Categories: Prayer | Tags: , | 3 Comments

Removing myself from Religion — and the LDS Church in Particular.

It has been about five years since I resigned from the LDS church.  I had been a member from birth, through high school and seminary, through a mission to the Eastern Atlantic States in 1963-65. through forty years of marriage in the Salt Lake LDS Temple, through callings and activities from boy scout leader to Branch President (twice), counselor to bishops.

I notified my siblings and my children of my decision to resign from the church by emailing this letter (attached in its fullness).

I feel that it is time to share this very private correspondence on my blog.  I hope that it will help you in understanding what I went through.

——————–

I have some information to share with all of you. I have decided to give each of you the authorization to share it with your spouses, children, or other relatives, but not with non-relatives.
Ever since the horrible events of September 11, 2001, I have thought long and hard about people who use religion to kill, hurt, humiliate and otherwise act in hateful ways toward other humans. I have noted those who would try to get others to ‘follow’ people they consider to be prophets — and act in ways that would take people’s money, freedom, curiosity, common sense, and try to suppress those who ask ‘WHY?’
I have tried with every fiber of my being to follow the counsel of church leaders — even when Joseph Fielding Smith addressed me personally to proclaim [at a temple priesthood meeting] that Noah’s ark was a literal event that followed in every way the Biblical account.
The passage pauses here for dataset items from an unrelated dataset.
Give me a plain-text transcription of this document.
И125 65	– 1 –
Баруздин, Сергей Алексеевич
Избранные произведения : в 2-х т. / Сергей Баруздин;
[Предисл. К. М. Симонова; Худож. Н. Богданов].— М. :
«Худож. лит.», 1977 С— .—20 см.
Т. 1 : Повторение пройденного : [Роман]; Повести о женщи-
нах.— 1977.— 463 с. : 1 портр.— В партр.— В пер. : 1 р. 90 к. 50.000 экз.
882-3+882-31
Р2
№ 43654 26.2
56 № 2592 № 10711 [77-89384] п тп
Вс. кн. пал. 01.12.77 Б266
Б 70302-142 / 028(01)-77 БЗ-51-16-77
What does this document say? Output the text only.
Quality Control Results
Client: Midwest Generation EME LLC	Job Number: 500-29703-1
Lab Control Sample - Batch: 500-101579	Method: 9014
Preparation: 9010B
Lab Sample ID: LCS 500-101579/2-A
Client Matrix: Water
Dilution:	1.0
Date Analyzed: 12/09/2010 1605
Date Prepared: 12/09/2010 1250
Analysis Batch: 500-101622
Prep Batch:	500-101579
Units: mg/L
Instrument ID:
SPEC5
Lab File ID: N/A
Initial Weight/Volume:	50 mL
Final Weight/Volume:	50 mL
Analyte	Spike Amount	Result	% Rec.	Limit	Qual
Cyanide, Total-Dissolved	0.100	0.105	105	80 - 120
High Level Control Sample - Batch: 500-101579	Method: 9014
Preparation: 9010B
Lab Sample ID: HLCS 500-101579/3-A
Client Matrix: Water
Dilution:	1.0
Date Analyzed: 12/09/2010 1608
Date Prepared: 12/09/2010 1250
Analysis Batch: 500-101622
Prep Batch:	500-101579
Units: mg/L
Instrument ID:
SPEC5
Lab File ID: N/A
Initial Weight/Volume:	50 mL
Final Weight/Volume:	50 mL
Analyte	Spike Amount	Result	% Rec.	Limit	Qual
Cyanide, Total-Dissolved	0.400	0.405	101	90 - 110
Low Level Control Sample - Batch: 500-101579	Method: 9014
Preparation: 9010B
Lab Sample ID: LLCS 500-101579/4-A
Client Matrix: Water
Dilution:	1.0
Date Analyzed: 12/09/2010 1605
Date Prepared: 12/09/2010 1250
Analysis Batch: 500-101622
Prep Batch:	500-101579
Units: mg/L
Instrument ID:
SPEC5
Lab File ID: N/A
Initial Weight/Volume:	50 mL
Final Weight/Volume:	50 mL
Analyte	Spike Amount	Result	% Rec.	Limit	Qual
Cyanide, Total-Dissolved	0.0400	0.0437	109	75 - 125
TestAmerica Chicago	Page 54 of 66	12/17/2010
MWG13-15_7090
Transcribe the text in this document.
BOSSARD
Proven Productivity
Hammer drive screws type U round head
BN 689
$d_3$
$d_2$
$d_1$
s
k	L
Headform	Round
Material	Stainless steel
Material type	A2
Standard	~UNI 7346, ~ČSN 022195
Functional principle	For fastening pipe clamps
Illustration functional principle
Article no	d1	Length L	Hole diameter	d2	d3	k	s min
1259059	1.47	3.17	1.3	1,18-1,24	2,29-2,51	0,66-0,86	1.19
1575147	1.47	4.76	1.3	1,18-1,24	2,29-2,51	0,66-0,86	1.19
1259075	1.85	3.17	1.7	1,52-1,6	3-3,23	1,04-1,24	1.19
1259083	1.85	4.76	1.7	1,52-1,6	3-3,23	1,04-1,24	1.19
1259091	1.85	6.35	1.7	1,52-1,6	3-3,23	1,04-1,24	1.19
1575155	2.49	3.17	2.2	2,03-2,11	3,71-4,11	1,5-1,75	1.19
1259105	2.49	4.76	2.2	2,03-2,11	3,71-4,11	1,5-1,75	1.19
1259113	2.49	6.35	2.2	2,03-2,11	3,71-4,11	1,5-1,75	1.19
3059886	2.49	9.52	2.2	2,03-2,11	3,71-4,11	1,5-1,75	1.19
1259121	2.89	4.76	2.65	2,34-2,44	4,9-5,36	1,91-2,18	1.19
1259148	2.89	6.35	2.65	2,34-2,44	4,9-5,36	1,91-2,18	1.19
I tried to accept the unbelievable — that Noah put penguins and polar bears and every species on earth into a boat together, etc. etc.
I have seen the [LDS] church and others take all their donations and tell us not to ask questions about what they do with it.
I have seen the church tie donations to worthiness for priesthood blessings and temple attendance.
I have seen the church leaders change doctrine in the blink of an eye [cursed skin of blacks, polygamy, etc]
while telling us that they do not need to explain since their consensus demonstrates that God has spoken.
I have seen the explanations for the lack of Book of Mormon archaeology vary over the years — even to claiming that God hid all the evidence of B of M people so that we could use faith instead of evidence to believe.
I have finally decided that THERE SIMPLY IS NOT ENOUGH EVIDENCE FOR ME TO CONTINUE TO BELIEVE IN THE LDS CHURCH — OR ANY OTHER CHURCH FOR THAT MATTER.
Please note that I am not trying to convince you or anyone else that I am right and everyone else is wrong in this matter. I am only saying that I can simply no longer try to believe or teach others what is obviously unsupportable by common sense. I don’t know what to think of God. Maybe this is atheism. maybe it is agnostic. Maybe it is just being myself for a change and saying that it simply doesn’t make sense to me.
As of January 2, 2009, I resigned from the LDS church. I have felt not only good since then about this decision, but I feel that a weight has been lifted from me that bound me to lie and misrepresent my thoughts in hopes that others knew more about such things than I did.
I was NOT excommunicated. I resigned. If you doubt this, you can double check this fact with Ann. There was NO pending court action. There was no one that hurt my tender feelings. I did this by simply coming out of a figurative closet into the light of honesty.